Asia expert Harry Kazianis warned Monday on Fox News’ “The Ingraham Angle” that North Korean dictator Kim Jong-un is reportedly visiting Beijing to curry favor with the Chinese and “to figure out how to get out of” the tough situation with President Donald Trump.
Bloomberg reported Monday that Kim made a surprise visit to China — his first foreign visit since assuming power in 2011 — citing three anonymous sources.
“But I think there’s actually a bigger question you have to ask — is Kim Jong-un actually panicking?” Kazianis told host Laura Ingraham. “Because we have to remember — what do the North Koreans actually get out of the negotiations with the United States? Nothing. Because now the Trump administration is demanding that they give up their nuclear weapons.”
“So what do the North Koreans get here? I have a feeling the North Koreans could actually be in Beijing to figure out how to get out of this and hope the Chinese can help them do that,” Kazianis added.
Trump shocked the world earlier in March when he agreed to meet with Kim after the dictator made significant concessions by agreeing to halt nuclear and ballistic missile tests while preparations for the meeting proceeded. Kim also recognized continued joint military exercises between the U.S. and South Korea.
Gordon Chang, a Daily Beast columnist and author of the book “Nuclear Showdown: North Korea Takes On The World,” told Ingraham that “what’s going on is that [Chinese President] Xi Jinping is trying to pull the strings on the North Koreans.”

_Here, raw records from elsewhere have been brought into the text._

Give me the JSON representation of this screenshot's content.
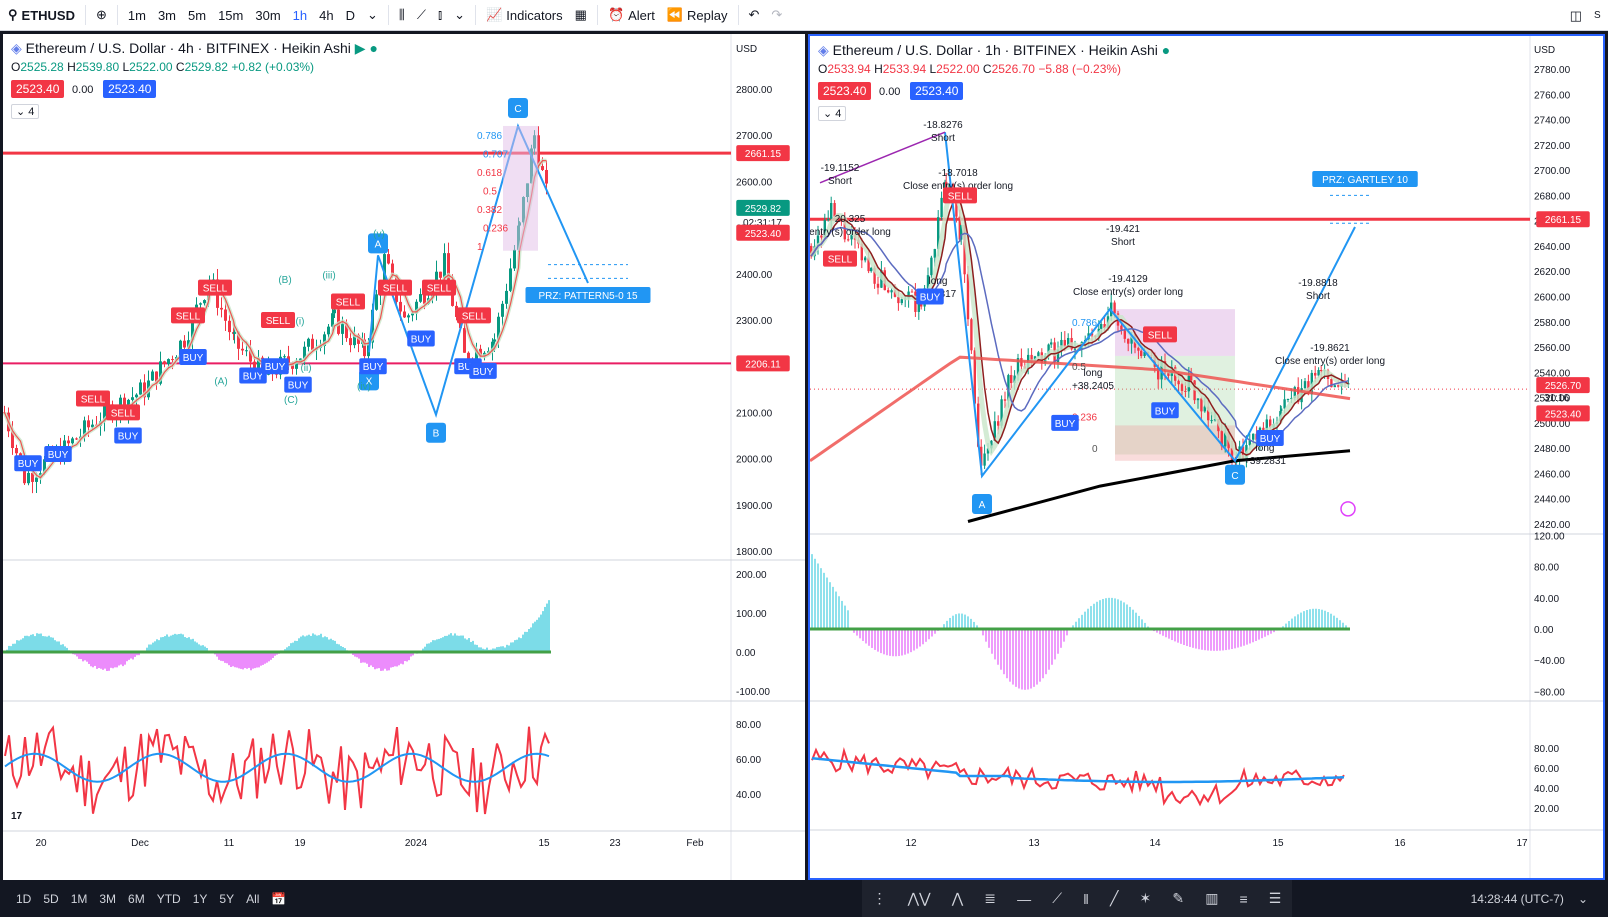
{
  "toolbar": {
    "symbol": "ETHUSD",
    "intervals": [
      "1m",
      "3m",
      "5m",
      "15m",
      "30m",
      "1h",
      "4h",
      "D"
    ],
    "active_interval": "1h",
    "indicators_label": "Indicators",
    "alert_label": "Alert",
    "replay_label": "Replay"
  },
  "left_chart": {
    "title": "Ethereum / U.S. Dollar · 4h · BITFINEX · Heikin Ashi",
    "ohlc": {
      "o": "2525.28",
      "h": "2539.80",
      "l": "2522.00",
      "c": "2529.82",
      "chg": "+0.82 (+0.03%)"
    },
    "bid": "2523.40",
    "spread": "0.00",
    "ask": "2523.40",
    "indicator_count": "4",
    "currency": "USD",
    "price_axis": [
      "2800.00",
      "2700.00",
      "2600.00",
      "2500.00",
      "2400.00",
      "2300.00",
      "2200.00",
      "2100.00",
      "2000.00",
      "1900.00",
      "1800.00"
    ],
    "level_upper": "2661.15",
    "level_lower": "2206.11",
    "last_price": "2529.82",
    "countdown": "02:31:17",
    "last_bid": "2523.40",
    "osc1_axis": [
      "200.00",
      "100.00",
      "0.00",
      "-100.00"
    ],
    "osc2_axis": [
      "80.00",
      "60.00",
      "40.00"
    ],
    "time_axis": [
      "20",
      "Dec",
      "11",
      "19",
      "2024",
      "15",
      "23",
      "Feb"
    ],
    "pattern_label": "PRZ: PATTERN5-0 15",
    "wave_labels": [
      "(A)",
      "(B)",
      "(C)",
      "(iii)",
      "(v)",
      "(iv)",
      "(i)",
      "(ii)"
    ],
    "point_labels": [
      "A",
      "B",
      "C",
      "X"
    ],
    "fib_levels": [
      "0.786",
      "0.707",
      "0.618",
      "0.5",
      "0.382",
      "0.236",
      "1"
    ]
  },
  "right_chart": {
    "title": "Ethereum / U.S. Dollar · 1h · BITFINEX · Heikin Ashi",
    "ohlc": {
      "o": "2533.94",
      "h": "2533.94",
      "l": "2522.00",
      "c": "2526.70",
      "chg": "−5.88 (−0.23%)"
    },
    "bid": "2523.40",
    "spread": "0.00",
    "ask": "2523.40",
    "indicator_count": "4",
    "currency": "USD",
    "price_axis": [
      "2780.00",
      "2760.00",
      "2740.00",
      "2720.00",
      "2700.00",
      "2680.00",
      "2660.00",
      "2640.00",
      "2620.00",
      "2600.00",
      "2580.00",
      "2560.00",
      "2540.00",
      "2520.00",
      "2500.00",
      "2480.00",
      "2460.00",
      "2440.00",
      "2420.00"
    ],
    "level_upper": "2661.15",
    "last_price": "2526.70",
    "countdown": "31:16",
    "last_bid": "2523.40",
    "osc1_axis": [
      "120.00",
      "80.00",
      "40.00",
      "0.00",
      "−40.00",
      "−80.00"
    ],
    "osc2_axis": [
      "80.00",
      "60.00",
      "40.00",
      "20.00"
    ],
    "time_axis": [
      "12",
      "13",
      "14",
      "15",
      "16",
      "17"
    ],
    "pattern_label": "PRZ: GARTLEY 10",
    "annotations": [
      {
        "text": "-19.1152",
        "sub": "Short"
      },
      {
        "text": "-18.8276",
        "sub": "Short"
      },
      {
        "text": "-18.7018",
        "sub": "Close entry(s) order long"
      },
      {
        "text": "-19.421",
        "sub": "Short"
      },
      {
        "text": "-19.4129",
        "sub": "Close entry(s) order long"
      },
      {
        "text": "-19.8818",
        "sub": "Short"
      },
      {
        "text": "-19.8621",
        "sub": "Close entry(s) order long"
      },
      {
        "text": "long",
        "sub": "+37.817"
      },
      {
        "text": "long",
        "sub": "+38.2405"
      },
      {
        "text": "long",
        "sub": "+39.2831"
      },
      {
        "text": "20.325",
        "sub": "entry(s) order long"
      }
    ],
    "point_labels": [
      "A",
      "C"
    ],
    "fib_levels": [
      "0.786",
      "0.5",
      "0.236",
      "0"
    ]
  },
  "bottom": {
    "ranges": [
      "1D",
      "5D",
      "1M",
      "3M",
      "6M",
      "YTD",
      "1Y",
      "5Y",
      "All"
    ],
    "clock": "14:28:44 (UTC-7)"
  },
  "signals": {
    "buy": "BUY",
    "sell": "SELL"
  },
  "colors": {
    "up": "#089981",
    "down": "#f23645",
    "blue": "#2962ff",
    "cyan": "#26c6da",
    "magenta": "#e040fb",
    "level": "#f23645"
  }
}
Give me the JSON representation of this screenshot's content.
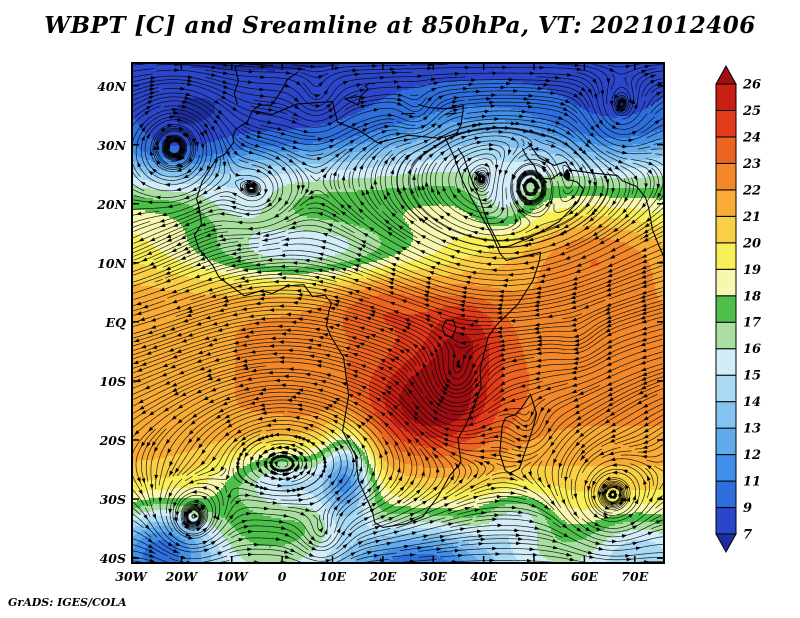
{
  "title": "WBPT [C] and Sreamline at 850hPa, VT: 2021012406",
  "credit": "GrADS: IGES/COLA",
  "chart_data": {
    "type": "streamline_colormap",
    "variable": "WBPT [C] and Streamline at 850hPa",
    "valid_time": "2021012406",
    "lon_range": [
      -30,
      76
    ],
    "lat_range": [
      -41,
      44
    ],
    "x_tick_lons": [
      -30,
      -20,
      -10,
      0,
      10,
      20,
      30,
      40,
      50,
      60,
      70
    ],
    "x_tick_labels": [
      "30W",
      "20W",
      "10W",
      "0",
      "10E",
      "20E",
      "30E",
      "40E",
      "50E",
      "60E",
      "70E"
    ],
    "y_tick_lats": [
      40,
      30,
      20,
      10,
      0,
      -10,
      -20,
      -30,
      -40
    ],
    "y_tick_labels": [
      "40N",
      "30N",
      "20N",
      "10N",
      "EQ",
      "10S",
      "20S",
      "30S",
      "40S"
    ],
    "colorbar": {
      "levels": [
        7,
        9,
        11,
        12,
        13,
        14,
        15,
        16,
        17,
        18,
        19,
        20,
        21,
        22,
        23,
        24,
        25,
        26
      ],
      "colors": [
        "#1f2fa0",
        "#2b46c8",
        "#2f6fdd",
        "#418fe8",
        "#62aaec",
        "#86c2f0",
        "#aadaf5",
        "#d2ecf8",
        "#a9e0a2",
        "#4fbf4c",
        "#f8f7b0",
        "#f7ee58",
        "#f9cf45",
        "#f8ab35",
        "#f2882a",
        "#ec6420",
        "#e33c1b",
        "#c81f14",
        "#9e0d10"
      ]
    },
    "field_model": {
      "base": {
        "peak": 22.5,
        "lat": -8,
        "coef": 0.0055
      },
      "blobs": [
        [
          4.8,
          30,
          -14,
          13,
          9
        ],
        [
          3.0,
          36,
          -2,
          8,
          7
        ],
        [
          2.0,
          20,
          3,
          10,
          6
        ],
        [
          2.5,
          62,
          12,
          14,
          7
        ],
        [
          -5.0,
          4,
          12,
          24,
          5.5
        ],
        [
          -4.5,
          0,
          34,
          26,
          8
        ],
        [
          -4.0,
          -22,
          31,
          12,
          8
        ],
        [
          -3.5,
          66,
          34,
          16,
          8
        ],
        [
          -5.5,
          1,
          -27,
          13,
          6
        ],
        [
          -6.5,
          13,
          -26,
          5,
          8
        ],
        [
          -7.0,
          -24,
          -38,
          11,
          7
        ],
        [
          -6.5,
          27,
          -41,
          16,
          8
        ],
        [
          -3.0,
          47,
          -33,
          7,
          5
        ],
        [
          -3.0,
          71,
          -38,
          10,
          6
        ],
        [
          -1.5,
          -22,
          -8,
          12,
          9
        ],
        [
          -2.5,
          44,
          20,
          6,
          5
        ],
        [
          -2.0,
          -8,
          20,
          8,
          4
        ]
      ]
    },
    "wind_model": {
      "zonal_amp": 3.0,
      "zonal_c2": 576,
      "wave_amp": 1.0,
      "wave_lon_scale": 14,
      "wave_lat_scale": 28,
      "vortices": [
        [
          -1.2,
          -21,
          30,
          8
        ],
        [
          0.9,
          -18,
          -34,
          6
        ],
        [
          0.8,
          49,
          23,
          5
        ],
        [
          -0.9,
          34,
          -11,
          7
        ],
        [
          -0.6,
          49,
          -18,
          4
        ],
        [
          0.6,
          7,
          37,
          4.5
        ],
        [
          -0.55,
          59,
          -4,
          4.5
        ],
        [
          0.5,
          27,
          35,
          4
        ],
        [
          -0.5,
          -5,
          22,
          7
        ],
        [
          0.7,
          67,
          35,
          6
        ],
        [
          0.8,
          65,
          -30,
          7
        ],
        [
          0.5,
          8,
          -38,
          5
        ]
      ]
    },
    "coastlines": [
      [
        [
          -5.9,
          35.8
        ],
        [
          -2,
          35.1
        ],
        [
          3,
          36.9
        ],
        [
          10,
          37.3
        ],
        [
          11,
          33.8
        ],
        [
          15.3,
          32.4
        ],
        [
          19,
          30.3
        ],
        [
          25,
          31.6
        ],
        [
          31,
          31.1
        ],
        [
          32.3,
          31.3
        ],
        [
          34.2,
          27.8
        ],
        [
          35.8,
          23.9
        ],
        [
          37.5,
          21
        ],
        [
          39.5,
          18
        ],
        [
          41.5,
          15
        ],
        [
          43.3,
          11.5
        ],
        [
          44.5,
          10.4
        ],
        [
          46.5,
          10.8
        ],
        [
          48.9,
          11.3
        ],
        [
          51.3,
          11.8
        ],
        [
          51.1,
          10.4
        ],
        [
          49.8,
          7
        ],
        [
          46.8,
          3
        ],
        [
          42.6,
          -0.5
        ],
        [
          40.9,
          -2.5
        ],
        [
          40.2,
          -5
        ],
        [
          39.3,
          -8
        ],
        [
          39.5,
          -11
        ],
        [
          38,
          -14.5
        ],
        [
          36.3,
          -17.7
        ],
        [
          34.9,
          -19.8
        ],
        [
          35.5,
          -23.8
        ],
        [
          33.3,
          -26
        ],
        [
          31,
          -29.5
        ],
        [
          27.9,
          -33
        ],
        [
          24.5,
          -34.2
        ],
        [
          20,
          -34.8
        ],
        [
          18.4,
          -34
        ],
        [
          17.9,
          -32
        ],
        [
          15.2,
          -27
        ],
        [
          14.5,
          -22.5
        ],
        [
          12,
          -18.5
        ],
        [
          13.2,
          -12.5
        ],
        [
          12.2,
          -6
        ],
        [
          9.7,
          -2.5
        ],
        [
          8.8,
          -0.7
        ],
        [
          9.3,
          1.9
        ],
        [
          9.8,
          3.2
        ],
        [
          8.5,
          4.5
        ],
        [
          6,
          4.3
        ],
        [
          4.3,
          6.3
        ],
        [
          1.2,
          6.1
        ],
        [
          -2,
          4.8
        ],
        [
          -4.1,
          5.3
        ],
        [
          -7.5,
          4.4
        ],
        [
          -12.5,
          7.5
        ],
        [
          -13.8,
          9.6
        ],
        [
          -16.5,
          12.3
        ],
        [
          -17.4,
          14.7
        ],
        [
          -16,
          16.5
        ],
        [
          -16.5,
          19.5
        ],
        [
          -17,
          20.8
        ],
        [
          -15.9,
          23.7
        ],
        [
          -14.8,
          25.2
        ],
        [
          -13,
          27.7
        ],
        [
          -11.5,
          28.3
        ],
        [
          -9.6,
          30.4
        ],
        [
          -9.8,
          31.4
        ],
        [
          -9.2,
          32.6
        ],
        [
          -6.8,
          34
        ],
        [
          -5.9,
          35.8
        ]
      ],
      [
        [
          44.3,
          -25.2
        ],
        [
          43.2,
          -22.3
        ],
        [
          43.7,
          -17.5
        ],
        [
          44.4,
          -16.2
        ],
        [
          46.3,
          -15.7
        ],
        [
          47.5,
          -14.6
        ],
        [
          49.3,
          -12.3
        ],
        [
          50.2,
          -14.8
        ],
        [
          50.5,
          -15.6
        ],
        [
          49.6,
          -18.5
        ],
        [
          47.1,
          -24.8
        ],
        [
          45.2,
          -25.6
        ],
        [
          44.3,
          -25.2
        ]
      ],
      [
        [
          34.9,
          29.4
        ],
        [
          36,
          28
        ],
        [
          37.5,
          24.3
        ],
        [
          39,
          21.3
        ],
        [
          41,
          16.5
        ],
        [
          43.3,
          12.7
        ],
        [
          45,
          12.8
        ],
        [
          48.5,
          14
        ],
        [
          52.2,
          15.6
        ],
        [
          55,
          17
        ],
        [
          58.8,
          20.4
        ],
        [
          59.8,
          22.5
        ],
        [
          58.5,
          23.7
        ],
        [
          56.3,
          24.2
        ],
        [
          55.3,
          25.3
        ],
        [
          53.5,
          24.2
        ],
        [
          51.5,
          24.3
        ],
        [
          50.8,
          25
        ],
        [
          50,
          26.5
        ],
        [
          48.5,
          28
        ],
        [
          47.7,
          29.4
        ]
      ],
      [
        [
          48.8,
          30.4
        ],
        [
          51,
          27.8
        ],
        [
          54,
          26.5
        ],
        [
          56.3,
          27.1
        ],
        [
          57.3,
          25.7
        ],
        [
          61.6,
          25.2
        ],
        [
          66.5,
          24.8
        ],
        [
          67.5,
          23.9
        ],
        [
          70.4,
          22.9
        ],
        [
          72.1,
          21.1
        ],
        [
          72.8,
          19.2
        ],
        [
          73.5,
          15.6
        ],
        [
          74.8,
          12.9
        ],
        [
          76.2,
          10.1
        ],
        [
          77.5,
          8.1
        ],
        [
          78.2,
          8.9
        ],
        [
          79.9,
          10.3
        ],
        [
          80.3,
          13.5
        ]
      ],
      [
        [
          -8.9,
          36.9
        ],
        [
          -9.5,
          38.7
        ],
        [
          -8.7,
          40.8
        ],
        [
          -9.3,
          43.2
        ],
        [
          -7.3,
          43.7
        ],
        [
          -3.6,
          43.5
        ],
        [
          -1.8,
          43.4
        ]
      ],
      [
        [
          -5.6,
          36
        ],
        [
          -4.4,
          36.7
        ],
        [
          -2.1,
          36.7
        ],
        [
          -0.3,
          38.9
        ],
        [
          1.1,
          41.1
        ],
        [
          3.2,
          42.3
        ]
      ],
      [
        [
          12.4,
          37.8
        ],
        [
          15.1,
          36.7
        ],
        [
          15.6,
          38.2
        ],
        [
          12.4,
          37.8
        ]
      ],
      [
        [
          15.6,
          38.2
        ],
        [
          16.1,
          38.7
        ],
        [
          17.1,
          39.4
        ],
        [
          16.5,
          39.9
        ],
        [
          17.3,
          40.4
        ],
        [
          18.4,
          40.3
        ]
      ],
      [
        [
          27,
          36.8
        ],
        [
          29,
          36.3
        ],
        [
          32,
          36.1
        ],
        [
          34,
          36.2
        ],
        [
          36,
          36.6
        ]
      ],
      [
        [
          36,
          36.6
        ],
        [
          35.8,
          35.2
        ],
        [
          35.5,
          33.3
        ],
        [
          34.6,
          31.9
        ],
        [
          32.3,
          31.3
        ]
      ],
      [
        [
          23.6,
          35.2
        ],
        [
          26.3,
          35.3
        ]
      ],
      [
        [
          32.3,
          35.1
        ],
        [
          34.6,
          35.4
        ]
      ],
      [
        [
          32.5,
          0.2
        ],
        [
          34,
          0.3
        ],
        [
          34.5,
          -1
        ],
        [
          33.8,
          -2.6
        ],
        [
          32.3,
          -2.3
        ],
        [
          31.8,
          -1
        ],
        [
          32.5,
          0.2
        ]
      ]
    ]
  }
}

“You know, Kim Jong-un — the first foreign leader he wanted to meet was South Korea’s Moon Jae-in. The second one was President Trump. Xi Jinping says, ‘No, the optics look really bad. I’m going to force the North Korean to come to Beijing,’ because Kim Jong-un in Xi Jinping’s mind is a vassal.”
“This sort of shows that — look, China does control North Korea. When China really wants something, they get it,” Chang warned. “And I think that really right now what we are seeing is the Chinese telling the North Koreans, ‘You’ve got to do what we, the Chinese, say.'”
News of Kim’s reported trip also came less than a week after Trump appointed former U.S. Ambassador to the U.N. John Bolton to replace national security adviser H.R. McMaster. The North Koreans fear Bolton, Chang said, because he “is going to put an end to” North Korea’s weapons sales with countries like Iran.
“And I’m sure the North Koreans are very concerned — also the Chinese, because the Chinese have been aiding in this deadly trade, and they’re not going to like to see Bolton in 1600 Pennsylvania [Ave.] really putting an end to their support for North Korea,” Chang said.
Kazianis concurred, saying that Bolton “is North Korea and China’s worst nightmare,” because he will follow Trump’s lead and “drive very hard terms when it comes to negotiations.”
“[Bolton’s] also going to drive hard terms in terms of trade … I think it’s a fact that the Chinese have really been doing a lot of damage to our economy,” Kazianis said. “Now that you’re going to have maximum pressure on North Korea … you’re also going to have maximum pressure on China.”